Floortime, the primary method of treatment used by DIR practitioners, involves having an adult engage in play with the child for 20 to 30 minutes, on the floor, using toys and objects. The adult’s job is to watch what the child seems to do (even if it’s just looking at an object) and to follow the child’s lead-- perhaps by looking at the same object and then reaching out to touch it gently. Back-and-forth communications are repeated, with the goal of having longer and longer chains of communications, with more and more verbalization and emotional expression. (This is described in more detail at www.icdl.org). Following the child’s lead is a way of engaging with the child’s own motivations, and parents who learn these techniques may be able to escape the “learned helplessness” that has developed in the course of frustrating interactions with their autistic children.
DIR is highly plausible in its emphasis on using the child’s motivation to shape the treatment. It can be considered as using principles of reinforcement, too, as the child’s actions lead to predicable consequences (I use this word to mean “outcomes”, not punishment!) and therefore contain the pleasure of mastery over the world.
Some small pilot studies using randomized controlled trials have supported DIR. For example, a 2011 paper by K. Pajareya and K. Nopmaneejumruslers, “A pilot randomized controlled trial of DIR/Floortime parent training intervention for pre-school children with autistic spectrum disorders” (Autism,15, 583) concluded that training parents to use Floortime resulted in significant improvements on several scales (although language does not seem to have been a focus here). In addition, D.M. Casenhiser, S.G. Shanker, & J. Stieben reported in “Learning through interaction in children with autism: Preliminary data from a social-communication-based intervention” (Autism, 2011) that in a randomized controlled trial DIR helped language development more in children with higher IQs.

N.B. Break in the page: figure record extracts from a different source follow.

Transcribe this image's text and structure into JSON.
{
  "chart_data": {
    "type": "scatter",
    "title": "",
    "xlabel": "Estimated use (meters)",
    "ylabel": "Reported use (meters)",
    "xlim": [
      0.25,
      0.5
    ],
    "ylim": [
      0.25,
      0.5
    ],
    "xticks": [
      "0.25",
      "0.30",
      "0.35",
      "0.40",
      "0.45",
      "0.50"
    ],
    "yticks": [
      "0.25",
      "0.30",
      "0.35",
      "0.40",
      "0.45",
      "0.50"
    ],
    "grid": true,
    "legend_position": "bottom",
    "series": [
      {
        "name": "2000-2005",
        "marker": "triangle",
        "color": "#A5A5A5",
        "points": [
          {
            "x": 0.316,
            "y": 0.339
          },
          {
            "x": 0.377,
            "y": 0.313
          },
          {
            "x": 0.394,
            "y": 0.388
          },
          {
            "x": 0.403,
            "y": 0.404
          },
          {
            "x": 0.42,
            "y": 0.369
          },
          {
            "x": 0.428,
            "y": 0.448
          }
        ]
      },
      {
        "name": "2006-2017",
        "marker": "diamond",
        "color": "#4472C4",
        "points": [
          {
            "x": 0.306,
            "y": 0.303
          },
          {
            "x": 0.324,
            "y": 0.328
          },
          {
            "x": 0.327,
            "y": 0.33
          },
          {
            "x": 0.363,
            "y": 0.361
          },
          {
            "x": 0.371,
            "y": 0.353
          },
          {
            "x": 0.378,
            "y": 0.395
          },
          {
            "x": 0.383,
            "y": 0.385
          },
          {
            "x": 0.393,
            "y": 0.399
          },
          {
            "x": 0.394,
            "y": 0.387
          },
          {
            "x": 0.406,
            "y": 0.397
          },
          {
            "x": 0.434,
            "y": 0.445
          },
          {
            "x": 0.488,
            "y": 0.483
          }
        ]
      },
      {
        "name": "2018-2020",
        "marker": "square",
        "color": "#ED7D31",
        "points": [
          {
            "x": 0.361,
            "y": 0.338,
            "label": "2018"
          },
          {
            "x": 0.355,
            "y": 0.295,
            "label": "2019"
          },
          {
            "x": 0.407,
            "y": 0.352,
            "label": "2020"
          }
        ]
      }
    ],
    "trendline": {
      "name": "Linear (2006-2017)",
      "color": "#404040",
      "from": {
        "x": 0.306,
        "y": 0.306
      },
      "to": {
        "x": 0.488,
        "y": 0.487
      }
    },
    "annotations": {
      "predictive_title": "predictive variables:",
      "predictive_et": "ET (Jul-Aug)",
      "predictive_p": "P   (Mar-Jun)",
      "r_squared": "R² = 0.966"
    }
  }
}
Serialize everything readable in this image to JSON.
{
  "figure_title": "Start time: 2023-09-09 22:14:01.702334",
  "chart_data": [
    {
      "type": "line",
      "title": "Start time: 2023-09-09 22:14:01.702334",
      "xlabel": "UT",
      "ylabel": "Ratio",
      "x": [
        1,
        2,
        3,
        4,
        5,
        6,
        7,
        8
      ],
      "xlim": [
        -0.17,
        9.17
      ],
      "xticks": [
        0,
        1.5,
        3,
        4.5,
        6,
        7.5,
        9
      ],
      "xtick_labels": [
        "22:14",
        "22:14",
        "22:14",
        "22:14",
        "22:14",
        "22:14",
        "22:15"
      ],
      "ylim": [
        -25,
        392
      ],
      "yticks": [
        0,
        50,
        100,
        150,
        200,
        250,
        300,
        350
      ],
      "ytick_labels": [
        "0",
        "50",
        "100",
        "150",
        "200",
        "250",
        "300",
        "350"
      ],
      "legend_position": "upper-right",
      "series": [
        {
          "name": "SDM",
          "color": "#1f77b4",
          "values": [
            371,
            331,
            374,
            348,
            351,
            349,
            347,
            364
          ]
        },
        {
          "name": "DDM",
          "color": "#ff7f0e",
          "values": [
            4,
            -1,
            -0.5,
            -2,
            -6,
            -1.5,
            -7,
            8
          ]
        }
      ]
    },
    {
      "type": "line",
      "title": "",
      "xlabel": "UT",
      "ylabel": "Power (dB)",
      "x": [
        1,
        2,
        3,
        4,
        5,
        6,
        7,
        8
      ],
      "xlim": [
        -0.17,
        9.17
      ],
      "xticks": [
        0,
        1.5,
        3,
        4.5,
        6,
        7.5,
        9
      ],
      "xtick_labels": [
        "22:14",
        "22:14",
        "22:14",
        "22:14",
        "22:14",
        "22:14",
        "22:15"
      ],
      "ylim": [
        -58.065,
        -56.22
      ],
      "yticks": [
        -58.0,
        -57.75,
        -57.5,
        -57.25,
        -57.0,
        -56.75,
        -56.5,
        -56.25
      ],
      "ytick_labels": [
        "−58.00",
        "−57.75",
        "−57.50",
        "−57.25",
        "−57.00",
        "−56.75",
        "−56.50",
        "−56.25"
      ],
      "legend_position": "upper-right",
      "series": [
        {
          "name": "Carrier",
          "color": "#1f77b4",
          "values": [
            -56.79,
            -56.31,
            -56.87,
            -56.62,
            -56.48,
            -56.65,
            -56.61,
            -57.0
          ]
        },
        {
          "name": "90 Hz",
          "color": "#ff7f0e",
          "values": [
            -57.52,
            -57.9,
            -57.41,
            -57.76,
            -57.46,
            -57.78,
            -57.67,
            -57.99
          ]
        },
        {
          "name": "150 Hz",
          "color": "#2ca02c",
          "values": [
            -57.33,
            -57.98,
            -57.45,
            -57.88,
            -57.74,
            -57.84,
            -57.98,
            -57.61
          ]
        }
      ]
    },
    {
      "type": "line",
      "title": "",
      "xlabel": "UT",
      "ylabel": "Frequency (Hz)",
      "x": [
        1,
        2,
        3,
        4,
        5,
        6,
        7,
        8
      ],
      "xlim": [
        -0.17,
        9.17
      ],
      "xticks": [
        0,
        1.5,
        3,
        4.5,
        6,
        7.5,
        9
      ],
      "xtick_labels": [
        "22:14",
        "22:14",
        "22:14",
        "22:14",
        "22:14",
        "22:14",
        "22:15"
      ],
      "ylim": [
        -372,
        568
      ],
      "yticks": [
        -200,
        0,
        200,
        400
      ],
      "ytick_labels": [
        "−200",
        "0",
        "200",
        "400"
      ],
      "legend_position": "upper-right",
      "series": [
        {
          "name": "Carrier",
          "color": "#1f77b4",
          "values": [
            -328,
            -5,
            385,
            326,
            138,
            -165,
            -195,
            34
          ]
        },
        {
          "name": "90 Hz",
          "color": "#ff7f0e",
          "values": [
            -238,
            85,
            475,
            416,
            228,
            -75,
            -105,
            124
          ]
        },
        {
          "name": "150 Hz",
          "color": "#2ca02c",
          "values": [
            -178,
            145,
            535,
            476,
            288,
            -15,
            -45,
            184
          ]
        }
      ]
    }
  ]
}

Both Floortime/DIR and PRT depend on the training of parents and the parents’ ability to incorporate treatment into the natural family setting. ( Curiously, proponents of holding therapy often complain that in conventional treatments like these, the therapists “blame” parents and interfere between parent and child. ) They also encourage engagement of the parent with the child’s interests and wishes and in this way are opposed to the authoritarian bias of holding therapy and related unconventional treatments. Floortime and PRT are plausible, evidence-based treatments for autism; holding therapy is neither of these. Need I say more?